Mahadevi and others vs Shivaputra and another. Miscellaneous First Appeal 201689/2016 (MV) decided on 20 November 2020.
Judgment Link: http://judgmenthck.kar.nic.in/judgmentsdsp/bitstream/123456789/349819/1/MFA201689-16-20-11-2020.pdf
The Karnataka High Court has expressed deep concern and anguish over the increasing cases where insured vehicles are implanted just to get compensation. In many vehicular accidents, the actual vehicle that caused accident lacks insurance policy. Many cases involve ‘hit and run’ accidents. In such cases, the “unscrupulous nexus” stages false scenario in implanting a “proxy” vehicle which is covered by insurance policy. The present case is a classic example of a clear fraud. After 103 days of the accident, brother of the deceased produces his own insured vehicle insinuating its involvement in the accident!
The Court noticed the earlier judgment in Sumangala and others vs Virupakshi and another MFA 30219/2011 decided on 15 June 2011. The fervent plea of the insurance company in the said case, questioning involvement of the insured vehicle as shown in the final report, was brushed aside by observing that ‘if there was any shady material which creates suspicion about the credibility of the final report, the proper course for the insurer should have been to apply to the higher authorities to get the matter investigated or at least should have challenged the final report seeking a writ of mandamus for reinvestigation”. However, the High Court in Mahadev’s case observed as follows; “”
“‘We have, with great respect, perused the entire judgment. From a perusal of the same, we do not find any law laid down in the said judgment of universal application that in all cases where charge sheets were filed, unless Insurance Company challenges the same and obtains writ of mandamus, MACTs are required to act upon the same and proceed to come to a conclusion that the vehicles named as offending vehicles in the charge sheet, without any further proof, are to be taken as the motor vehicles involved in causing the accident, even in cases where evidence produced points to the contrary.
‘Further, we find that in the said judgment, there is no discussion of the relevant provisions of Code of Criminal Procedure or other cognate provisions of law under which the police authorities would investigate and file charge sheets and on the probative value of the charge sheets vis-a-vis the involvement of a motor vehicle in causing the accident before the Tribunals trying the compensation cases. Experience of the recent past shows that instances of fraudulent/collusive involvement of motor vehicles duly covered by insurance policy in accident cases are burgeoning and if the insurance companies are saddled with the burden of challenging the charge sheets filed throughout the country without there being no clear legal mandate to do so, their work would be seriously crippled and they would not be able to do their insurance business without enhancing the premium, thereby further burdening the ever suffering owners of motor vehicles. Even the most liberal reading the provisions of the Motor Vehicles Act, 1988 does not spell out such a requirement.
The question is one of fundamental importance – what is the standard of proof applicable in these proceedings? On whom is the initial burden of proving the accident or, as in this case, involvement of the offending motor vehicle cast? Is not still the standard of proof one of “preponderance of probabilities”? Is a mere charge’ sheet, which in this case is shown to be deficient in truth sufficient to tip the balance only on the premise that insurance company has not dipped deep into its pockets to challenge the charge sheet- what with the toxic nexus between the black sheep among the police, medical professionals and touts of every kind masquerading the field which has become a notorious fact of life. We are afraid, we would be muddling the field further for the already befuddled members of MACT by accepting the arguments of learned counsel for the appellants on this aspect’.

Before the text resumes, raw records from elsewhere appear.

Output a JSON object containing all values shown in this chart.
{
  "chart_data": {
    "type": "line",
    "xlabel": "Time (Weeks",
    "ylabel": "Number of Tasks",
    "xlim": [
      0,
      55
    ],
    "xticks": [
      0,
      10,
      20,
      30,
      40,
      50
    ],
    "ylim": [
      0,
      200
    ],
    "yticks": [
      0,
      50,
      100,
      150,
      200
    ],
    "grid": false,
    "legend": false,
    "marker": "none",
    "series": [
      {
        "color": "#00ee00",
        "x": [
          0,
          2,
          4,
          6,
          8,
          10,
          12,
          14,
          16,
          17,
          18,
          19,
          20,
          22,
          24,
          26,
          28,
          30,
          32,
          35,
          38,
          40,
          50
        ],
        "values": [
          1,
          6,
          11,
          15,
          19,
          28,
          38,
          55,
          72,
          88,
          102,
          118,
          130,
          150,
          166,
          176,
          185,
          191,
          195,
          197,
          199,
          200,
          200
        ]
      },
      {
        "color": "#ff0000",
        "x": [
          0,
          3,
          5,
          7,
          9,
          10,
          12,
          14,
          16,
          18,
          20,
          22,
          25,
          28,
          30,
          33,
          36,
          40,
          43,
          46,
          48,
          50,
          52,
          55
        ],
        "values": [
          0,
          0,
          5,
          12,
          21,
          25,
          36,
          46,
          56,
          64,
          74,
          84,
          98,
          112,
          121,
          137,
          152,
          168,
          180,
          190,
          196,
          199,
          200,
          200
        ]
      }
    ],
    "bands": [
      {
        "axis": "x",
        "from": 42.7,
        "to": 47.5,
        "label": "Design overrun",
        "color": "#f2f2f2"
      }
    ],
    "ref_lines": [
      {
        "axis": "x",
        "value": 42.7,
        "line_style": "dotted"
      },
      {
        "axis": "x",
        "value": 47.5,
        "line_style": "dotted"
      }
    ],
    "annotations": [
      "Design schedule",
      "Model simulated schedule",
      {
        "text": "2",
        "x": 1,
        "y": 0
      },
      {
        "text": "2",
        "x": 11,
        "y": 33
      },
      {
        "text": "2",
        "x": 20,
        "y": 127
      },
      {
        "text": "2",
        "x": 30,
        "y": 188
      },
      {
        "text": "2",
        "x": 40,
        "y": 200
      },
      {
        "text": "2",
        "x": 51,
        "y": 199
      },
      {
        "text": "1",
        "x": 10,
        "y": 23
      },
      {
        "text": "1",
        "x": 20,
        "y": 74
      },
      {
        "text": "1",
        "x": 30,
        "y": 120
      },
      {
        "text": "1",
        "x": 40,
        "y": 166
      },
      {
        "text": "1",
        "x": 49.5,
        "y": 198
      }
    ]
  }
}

NOTE: Fraud is a ground to question any administrative orders, quasi-judicial and even judicial verdicts. Lord Denning in one of his most celebrated judgments in Lazarus Estates Ltd v Beasley [1956] 1 Q.B. 702; [1956] 2 W.L.R. 502 held “No court in this land will allow a person to keep an advantage which he has obtained by fraud. No judgment of a court, no order of a Minister, can be allowed to stand if it has been obtained by fraud. Fraud unravels everything. The court is careful not to find fraud unless it is distinctly pleaded and proved; but once it is proved, it vitiates judgments, contracts and all transactions whatsoever…”
The decision of the High Court has armed the Tribunals to independently assess involvement of insured vehicles when fraud is alleged and prima facie shown. The Tribunals are no longer shackled by the chargesheets filed in criminal cases.
A path-breaking judgment in the direction of saving insurance companies from succumbing in the web of conspiracy, deceit and fraud.